Methods: Using data from the French, multicenter, prospective observational OPTimisation de l’Interrogatoire dans l’evaluation du risque throMbo-Embolique Veineux (OPTIMEV) study, we compared the clinical Vinorelbine Tartrate presentation and risk factors of 268 symptomatic isolated DCVT and 457 symptomatic isolated MCVT and the 3-month outcomes of the 222 DCVT and 390 MCVT that were followed-up.
Results: During the entire follow-up, 86.5% of DCVT patients and 76.7% of MCVT patients were treated with anticoagulant drugs (P = .003).

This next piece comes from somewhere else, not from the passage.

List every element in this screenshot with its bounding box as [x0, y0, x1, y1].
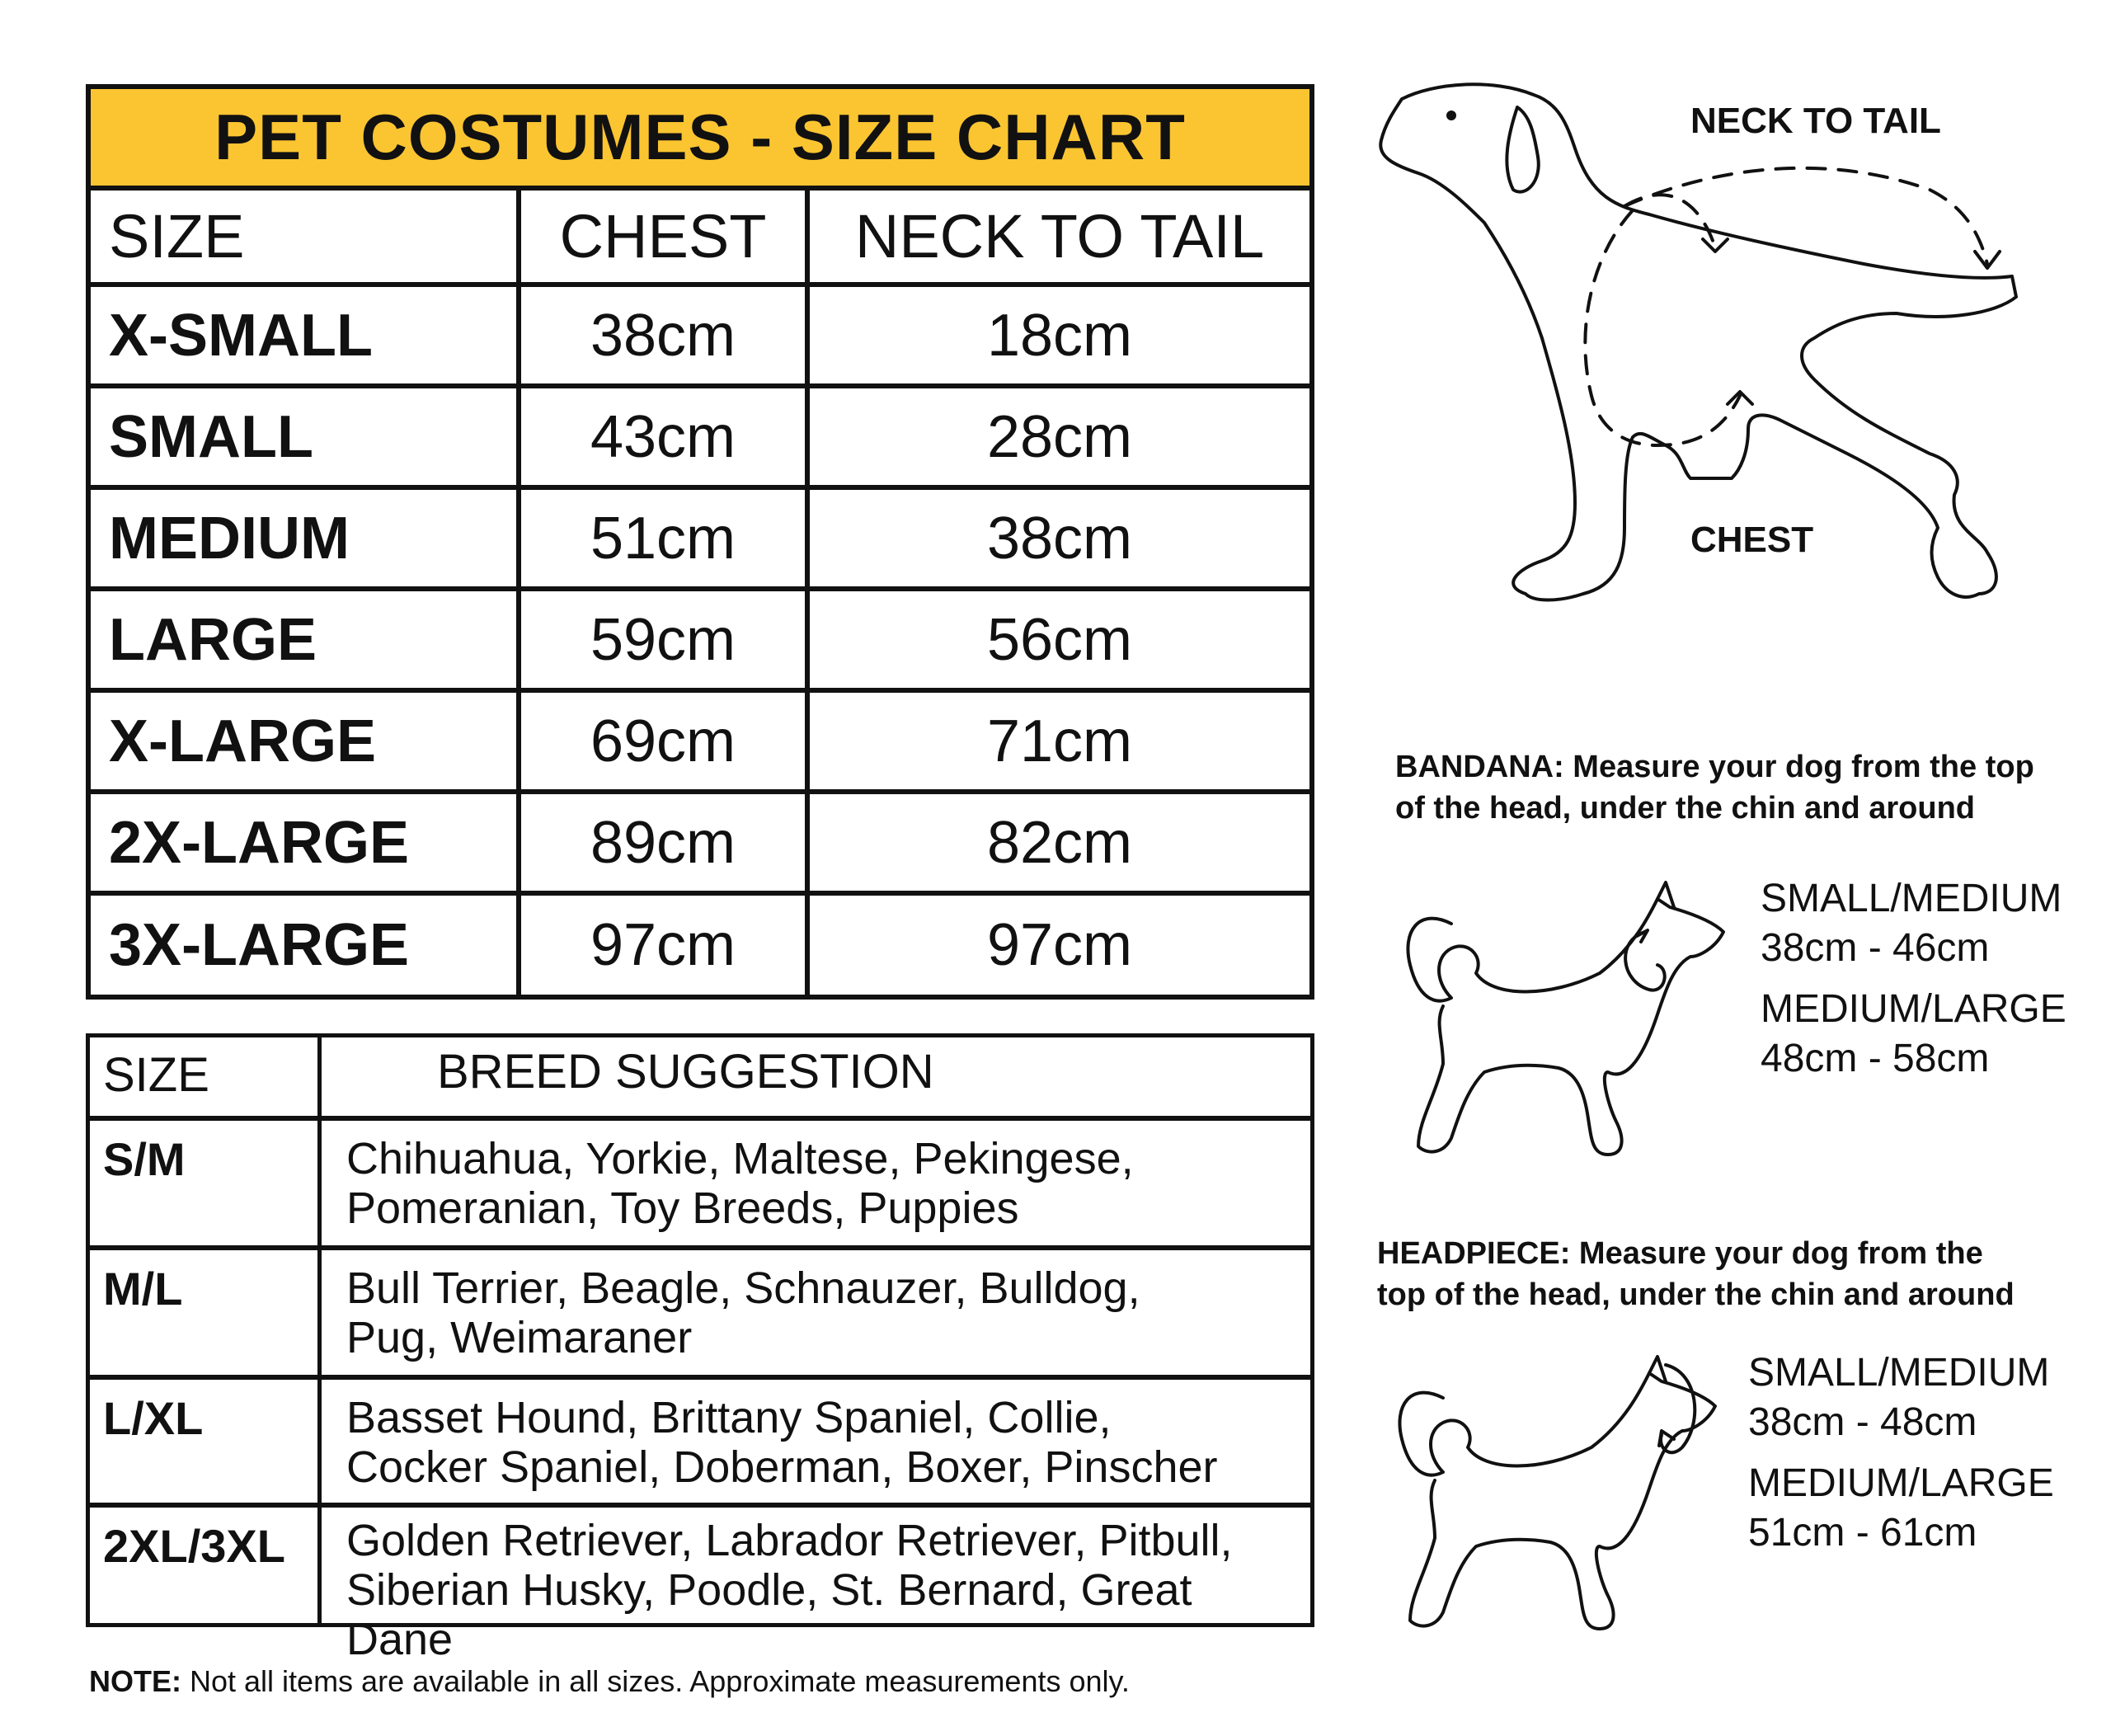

MCVT was significantly more associated with localized pain than DCVT (30.4% vs 22.4%, P = .02) and less associated with swelling (47.9% vs 62.7%, P < .001). MCVT and DCVT patients exhibited the same risk factors profile, except that recent surgery was slightly more associated with DCVT (odds ratio, 1.70%; confidence interval, 1.06-2.75), and had equivalent comorbidities as evaluated by the Charlson index. At 3 months, no statistically significant difference was noted between MCVT and DCVT in death (3.8% vs 4.1%), venous thromboembolism recurrence (1.5% vs 1.4%), and major bleeding (0% vs 0.5%).
Conclusion: Isolated symptomatic MCVT and DCVT exhibit different clinical symptoms at presentation but affect the same patient population.